J’ai revu la maison et le doux coin de terre
Où mon souvenir seul fait passer sous mes yeux
Mon père souriant avec un front austère,
Et ma mère pensive avec un front joyeux.

Rien n’y semblait changé des choses bien connues
Dont le charme autrefois bornait mon horizon :
Les arbres familiers, le long des avenues,
Semaient leurs feuilles d’or sur le même gazon ;

Le berceau de bois mort qu’un chèvrefeuille enlace,
Le banc de pierre aux coins par la mousse mordus,
Ainsi qu’aux anciens jours tout était à sa place,
Et les hôtes anciens y semblaient attendus.

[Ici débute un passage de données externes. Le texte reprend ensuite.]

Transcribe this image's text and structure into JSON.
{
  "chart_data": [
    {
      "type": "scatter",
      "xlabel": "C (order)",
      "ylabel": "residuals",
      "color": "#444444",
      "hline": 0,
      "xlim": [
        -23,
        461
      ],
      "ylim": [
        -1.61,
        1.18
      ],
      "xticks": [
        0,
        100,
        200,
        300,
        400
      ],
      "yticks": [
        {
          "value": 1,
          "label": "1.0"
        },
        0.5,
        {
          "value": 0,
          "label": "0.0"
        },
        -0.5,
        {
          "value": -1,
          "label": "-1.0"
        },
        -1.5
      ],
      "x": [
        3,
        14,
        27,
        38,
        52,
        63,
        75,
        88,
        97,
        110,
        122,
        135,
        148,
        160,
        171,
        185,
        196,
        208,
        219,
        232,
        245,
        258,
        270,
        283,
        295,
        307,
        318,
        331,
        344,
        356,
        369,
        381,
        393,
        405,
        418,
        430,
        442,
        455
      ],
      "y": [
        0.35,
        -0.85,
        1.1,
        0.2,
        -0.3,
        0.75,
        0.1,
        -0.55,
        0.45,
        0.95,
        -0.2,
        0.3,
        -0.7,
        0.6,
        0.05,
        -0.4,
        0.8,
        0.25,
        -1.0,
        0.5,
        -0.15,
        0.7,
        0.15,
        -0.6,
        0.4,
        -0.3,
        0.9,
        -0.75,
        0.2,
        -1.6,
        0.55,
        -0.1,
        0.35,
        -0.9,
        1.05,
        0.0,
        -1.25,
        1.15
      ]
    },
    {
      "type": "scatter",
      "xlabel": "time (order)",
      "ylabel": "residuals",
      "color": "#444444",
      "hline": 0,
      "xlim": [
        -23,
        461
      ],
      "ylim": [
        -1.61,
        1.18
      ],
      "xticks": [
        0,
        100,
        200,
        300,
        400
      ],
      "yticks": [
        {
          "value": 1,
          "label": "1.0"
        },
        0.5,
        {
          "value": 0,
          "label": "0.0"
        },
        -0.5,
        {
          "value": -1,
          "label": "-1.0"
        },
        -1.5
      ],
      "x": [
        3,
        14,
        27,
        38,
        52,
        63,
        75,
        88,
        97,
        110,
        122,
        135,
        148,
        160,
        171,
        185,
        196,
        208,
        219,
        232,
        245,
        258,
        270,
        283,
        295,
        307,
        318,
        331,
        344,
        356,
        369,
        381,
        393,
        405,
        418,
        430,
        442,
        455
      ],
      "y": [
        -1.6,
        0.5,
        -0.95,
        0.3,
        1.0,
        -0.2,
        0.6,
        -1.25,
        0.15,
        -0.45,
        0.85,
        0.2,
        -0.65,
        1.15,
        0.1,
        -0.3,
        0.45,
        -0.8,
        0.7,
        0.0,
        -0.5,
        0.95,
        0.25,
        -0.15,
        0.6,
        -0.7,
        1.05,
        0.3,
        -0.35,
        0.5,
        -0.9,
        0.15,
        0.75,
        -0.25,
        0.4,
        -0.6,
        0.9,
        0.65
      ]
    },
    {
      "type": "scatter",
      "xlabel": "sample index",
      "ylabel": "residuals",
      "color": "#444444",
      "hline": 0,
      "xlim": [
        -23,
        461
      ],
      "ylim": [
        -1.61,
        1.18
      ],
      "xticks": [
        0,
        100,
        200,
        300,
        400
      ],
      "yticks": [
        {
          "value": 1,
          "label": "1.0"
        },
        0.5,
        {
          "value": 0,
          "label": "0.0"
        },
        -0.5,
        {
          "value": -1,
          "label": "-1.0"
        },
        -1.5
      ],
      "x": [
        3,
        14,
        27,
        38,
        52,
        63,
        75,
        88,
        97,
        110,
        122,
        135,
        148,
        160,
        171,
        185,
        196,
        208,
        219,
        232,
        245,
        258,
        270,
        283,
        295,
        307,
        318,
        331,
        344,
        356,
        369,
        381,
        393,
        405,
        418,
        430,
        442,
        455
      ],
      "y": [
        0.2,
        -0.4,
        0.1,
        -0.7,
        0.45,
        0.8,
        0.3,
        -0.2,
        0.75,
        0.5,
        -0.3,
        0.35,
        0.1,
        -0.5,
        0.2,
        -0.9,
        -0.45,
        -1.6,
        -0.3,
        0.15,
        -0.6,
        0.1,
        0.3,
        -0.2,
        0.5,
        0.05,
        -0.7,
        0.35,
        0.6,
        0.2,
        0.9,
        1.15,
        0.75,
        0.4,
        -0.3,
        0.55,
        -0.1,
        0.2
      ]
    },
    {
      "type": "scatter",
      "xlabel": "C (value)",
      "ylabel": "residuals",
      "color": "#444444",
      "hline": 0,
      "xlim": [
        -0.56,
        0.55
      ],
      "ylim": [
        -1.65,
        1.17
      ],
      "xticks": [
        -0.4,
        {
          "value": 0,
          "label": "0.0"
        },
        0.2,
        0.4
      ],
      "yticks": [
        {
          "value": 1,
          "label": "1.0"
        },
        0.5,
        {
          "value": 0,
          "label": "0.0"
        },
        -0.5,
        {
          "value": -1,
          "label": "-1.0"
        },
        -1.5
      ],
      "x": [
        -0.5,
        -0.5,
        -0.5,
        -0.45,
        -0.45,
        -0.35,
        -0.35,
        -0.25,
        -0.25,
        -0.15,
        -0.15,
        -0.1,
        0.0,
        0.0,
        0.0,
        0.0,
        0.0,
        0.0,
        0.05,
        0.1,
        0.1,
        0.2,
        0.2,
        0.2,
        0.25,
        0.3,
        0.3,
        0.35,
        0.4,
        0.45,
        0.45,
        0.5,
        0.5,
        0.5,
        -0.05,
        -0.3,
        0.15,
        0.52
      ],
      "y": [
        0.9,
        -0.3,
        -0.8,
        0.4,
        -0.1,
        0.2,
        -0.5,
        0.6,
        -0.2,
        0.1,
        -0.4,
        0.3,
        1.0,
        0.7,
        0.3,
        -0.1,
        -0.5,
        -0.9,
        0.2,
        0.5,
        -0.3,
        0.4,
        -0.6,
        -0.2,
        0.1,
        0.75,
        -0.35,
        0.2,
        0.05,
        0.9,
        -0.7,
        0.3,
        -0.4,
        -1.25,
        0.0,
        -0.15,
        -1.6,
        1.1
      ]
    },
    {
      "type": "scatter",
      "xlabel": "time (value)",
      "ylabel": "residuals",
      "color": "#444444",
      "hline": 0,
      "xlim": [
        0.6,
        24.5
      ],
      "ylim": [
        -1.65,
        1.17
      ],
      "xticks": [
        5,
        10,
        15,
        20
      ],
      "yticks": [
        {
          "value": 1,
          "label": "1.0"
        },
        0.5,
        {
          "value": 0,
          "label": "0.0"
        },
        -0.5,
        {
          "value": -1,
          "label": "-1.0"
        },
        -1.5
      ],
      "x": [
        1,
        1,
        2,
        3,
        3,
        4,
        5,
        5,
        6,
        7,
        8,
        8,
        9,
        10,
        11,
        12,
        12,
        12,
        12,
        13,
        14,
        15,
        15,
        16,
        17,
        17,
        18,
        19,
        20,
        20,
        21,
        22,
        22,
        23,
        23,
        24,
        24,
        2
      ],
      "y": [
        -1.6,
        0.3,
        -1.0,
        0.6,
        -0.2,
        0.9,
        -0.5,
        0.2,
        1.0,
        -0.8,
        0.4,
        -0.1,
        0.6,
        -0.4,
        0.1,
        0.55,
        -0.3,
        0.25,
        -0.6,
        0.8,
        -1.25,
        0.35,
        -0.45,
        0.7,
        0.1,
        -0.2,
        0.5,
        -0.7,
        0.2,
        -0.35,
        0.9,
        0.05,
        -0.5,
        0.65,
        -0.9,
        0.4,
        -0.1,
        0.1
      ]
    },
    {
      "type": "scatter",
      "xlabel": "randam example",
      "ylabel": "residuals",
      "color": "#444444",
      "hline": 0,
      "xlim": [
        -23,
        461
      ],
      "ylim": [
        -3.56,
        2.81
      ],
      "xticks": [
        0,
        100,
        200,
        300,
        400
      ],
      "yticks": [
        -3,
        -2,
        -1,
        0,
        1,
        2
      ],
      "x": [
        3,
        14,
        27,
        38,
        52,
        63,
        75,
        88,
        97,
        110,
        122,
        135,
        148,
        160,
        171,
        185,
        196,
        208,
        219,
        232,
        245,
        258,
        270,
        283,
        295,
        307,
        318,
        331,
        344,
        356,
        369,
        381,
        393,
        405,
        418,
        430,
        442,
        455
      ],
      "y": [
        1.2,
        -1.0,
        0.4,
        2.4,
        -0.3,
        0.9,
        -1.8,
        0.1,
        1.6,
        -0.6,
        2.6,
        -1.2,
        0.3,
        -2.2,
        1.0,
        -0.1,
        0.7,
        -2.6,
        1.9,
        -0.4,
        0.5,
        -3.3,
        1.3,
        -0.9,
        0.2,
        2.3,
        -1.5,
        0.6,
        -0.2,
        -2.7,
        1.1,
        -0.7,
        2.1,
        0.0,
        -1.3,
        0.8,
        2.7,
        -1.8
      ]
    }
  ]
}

Ma mère allait venir, entre ses mains lassées
Balançant une fleur sur l’or pâle du soir ;
Au pied du vieux tilleul, gardien de ses pensées.
Son Horace à la main, mon père allait s’asseoir.

Tous deux me chercheraient des yeux dans les allées
Où de mes premiers jeux la gaîté s’envola ;
Tous deux m’appelleraient avec des voix troublées
Et seraient malheureux ne me voyant pas là.